Protecting the Right to Complain: The Consumer Review Fairness Act of 2016
On December 14, 2016, President Obama signed into effect the “Consumer Review Fairness Act of 2016” (the “Act”), making it more difficult for businesses to bring lawsuits over negative reviews. The Act, which passed with bipartisan support, was crafted in response to the increased use of so-called “non-disparagement clauses” or “gag clauses” that prohibit consumers from sharing their honest opinions about a seller’s goods, services, or conduct. These non-disparagement clauses interfere with the benefits of crowd-sourced reviews, restricting the public’s access to useful, accurate information about businesses and products. The Act was passed to preserve the credibility and value of online consumer reviews.
Specifically, the Act voids any provision in a form contract (like a website’s terms of use) that (1) restricts a party’s ability to leave reviews, (2) imposes penalties for leaving negative reviews, or (3) transfers intellectual property rights in reviews or feedback content to the other party in the contract. This last provision closes a loophole that allowed businesses to remove any unwanted reviews without a court order by sending a takedown notice under the Digital Millennium Copyright Act.

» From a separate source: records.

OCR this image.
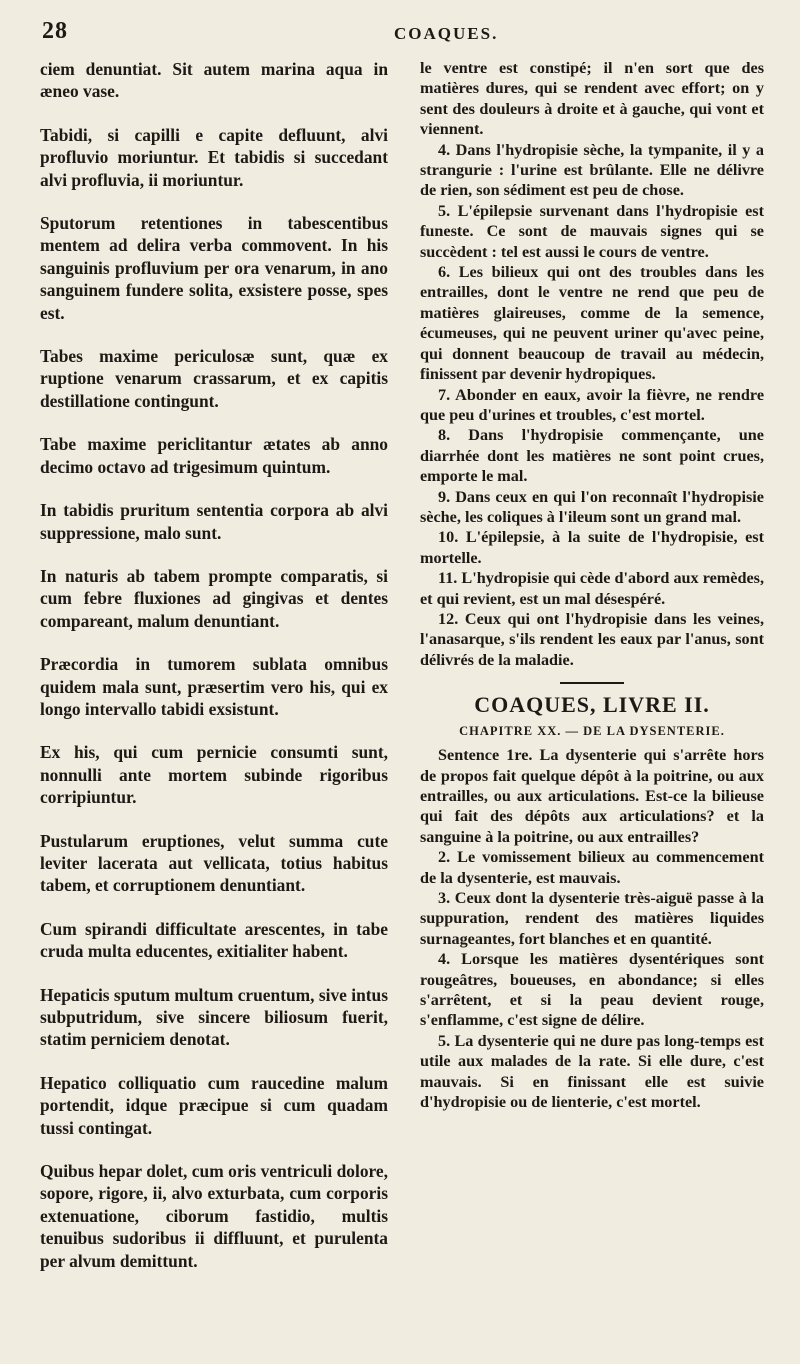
28	COAQUES.

ciem denuntiat. Sit autem marina aqua in æneo vase.

Tabidi, si capilli e capite defluunt, alvi profluvio moriuntur. Et tabidis si succedant alvi profluvia, ii moriuntur.

Sputorum retentiones in tabescentibus mentem ad delira verba commovent. In his sanguinis profluvium per ora venarum, in ano sanguinem fundere solita, exsistere posse, spes est.

Tabes maxime periculosæ sunt, quæ ex ruptione venarum crassarum, et ex capitis destillatione contingunt.

Tabe maxime periclitantur ætates ab anno decimo octavo ad trigesimum quintum.

In tabidis pruritum sententia corpora ab alvi suppressione, malo sunt.

In naturis ab tabem prompte comparatis, si cum febre fluxiones ad gingivas et dentes compareant, malum denuntiant.

Præcordia in tumorem sublata omnibus quidem mala sunt, præsertim vero his, qui ex longo intervallo tabidi exsistunt.

Ex his, qui cum pernicie consumti sunt, nonnulli ante mortem subinde rigoribus corripiuntur.

Pustularum eruptiones, velut summa cute leviter lacerata aut vellicata, totius habitus tabem, et corruptionem denuntiant.

Cum spirandi difficultate arescentes, in tabe cruda multa educentes, exitialiter habent.

Hepaticis sputum multum cruentum, sive intus subputridum, sive sincere biliosum fuerit, statim perniciem denotat.

Hepatico colliquatio cum raucedine malum portendit, idque præcipue si cum quadam tussi contingat.

Quibus hepar dolet, cum oris ventriculi dolore, sopore, rigore, ii, alvo exturbata, cum corporis extenuatione, ciborum fastidio, multis tenuibus sudoribus ii diffluunt, et purulenta per alvum demittunt.

le ventre est constipé; il n'en sort que des matières dures, qui se rendent avec effort; on y sent des douleurs à droite et à gauche, qui vont et viennent.

4. Dans l'hydropisie sèche, la tympanite, il y a strangurie : l'urine est brûlante. Elle ne délivre de rien, son sédiment est peu de chose.

5. L'épilepsie survenant dans l'hydropisie est funeste. Ce sont de mauvais signes qui se succèdent : tel est aussi le cours de ventre.

6. Les bilieux qui ont des troubles dans les entrailles, dont le ventre ne rend que peu de matières glaireuses, comme de la semence, écumeuses, qui ne peuvent uriner qu'avec peine, qui donnent beaucoup de travail au médecin, finissent par devenir hydropiques.

7. Abonder en eaux, avoir la fièvre, ne rendre que peu d'urines et troubles, c'est mortel.

8. Dans l'hydropisie commençante, une diarrhée dont les matières ne sont point crues, emporte le mal.

9. Dans ceux en qui l'on reconnaît l'hydropisie sèche, les coliques à l'ileum sont un grand mal.

10. L'épilepsie, à la suite de l'hydropisie, est mortelle.

11. L'hydropisie qui cède d'abord aux remèdes, et qui revient, est un mal désespéré.

12. Ceux qui ont l'hydropisie dans les veines, l'anasarque, s'ils rendent les eaux par l'anus, sont délivrés de la maladie.

COAQUES, LIVRE II.
CHAPITRE XX. — DE LA DYSENTERIE.

Sentence 1re. La dysenterie qui s'arrête hors de propos fait quelque dépôt à la poitrine, ou aux entrailles, ou aux articulations. Est-ce la bilieuse qui fait des dépôts aux articulations? et la sanguine à la poitrine, ou aux entrailles?

2. Le vomissement bilieux au commencement de la dysenterie, est mauvais.

3. Ceux dont la dysenterie très-aiguë passe à la suppuration, rendent des matières liquides surnageantes, fort blanches et en quantité.

4. Lorsque les matières dysentériques sont rougeâtres, boueuses, en abondance; si elles s'arrêtent, et si la peau devient rouge, s'enflamme, c'est signe de délire.

5. La dysenterie qui ne dure pas long-temps est utile aux malades de la rate. Si elle dure, c'est mauvais. Si en finissant elle est suivie d'hydropisie ou de lienterie, c'est mortel.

Beyond protecting online written reviews, the Act also protects photographs, videos, and applies to reviews not available online. Further, the Act empowers state attorneys general and the Federal Trade Commission (“FTC”) to enforce the new law when necessary, but it does not preempt state law. So, for instance, California’s existing law, which prohibits contracts from including provisions that waive a consumer’s right to review a seller’s goods or services, will remain in effect. 1
The Act only applies to “form contracts,” as opposed to those that have been meaningfully negotiated, and it does not cover contracts between employers and their employees and independent contractors. Nor does it protect consumers from civil actions for breach of confidentiality, defamation, slander or libel. Moreover, the Act does not prohibit a party from removing reviews from their own site that are defamatory, obscene, explicit, harassing, false, or misleading or reviews that are unrelated to the goods or services offered by the business.
Despite these limitations, the Act is a major step in protecting consumers’ right to leave critical reviews by making it clear that non-disparagement clauses are void and unenforceable without the need for protracted litigation, and in providing users of online review websites with more complete information so that they make informed choices about products and services. Because the Act applies to non-disparagement clause in effect on or after 90 days from the enactment of the Act – that is March 14, 2017 – the benefits of the Act will be felt soon.
FOOTNOTES
1 Under some jurisdictions' existing law, non-disparagement clauses are arguably unenforceable and constitute an unfair business practice. See, e.g., Prestigious Pets v. Duchouquette, Case No. DC. 16-03561 (Dallas County, Tex., Aug. 30, 2016) (dismissing both a libel claim and a non-disparagement clause claim arising from a negative review); FTC v. Roca Labs, Inc., Case No. 8:15-cv-02231-MSS-TBM (M.D. Fla. filed Sept. 28, 2015) (FTC enforcement action arising, in part, from the use of non-disparagement clauses).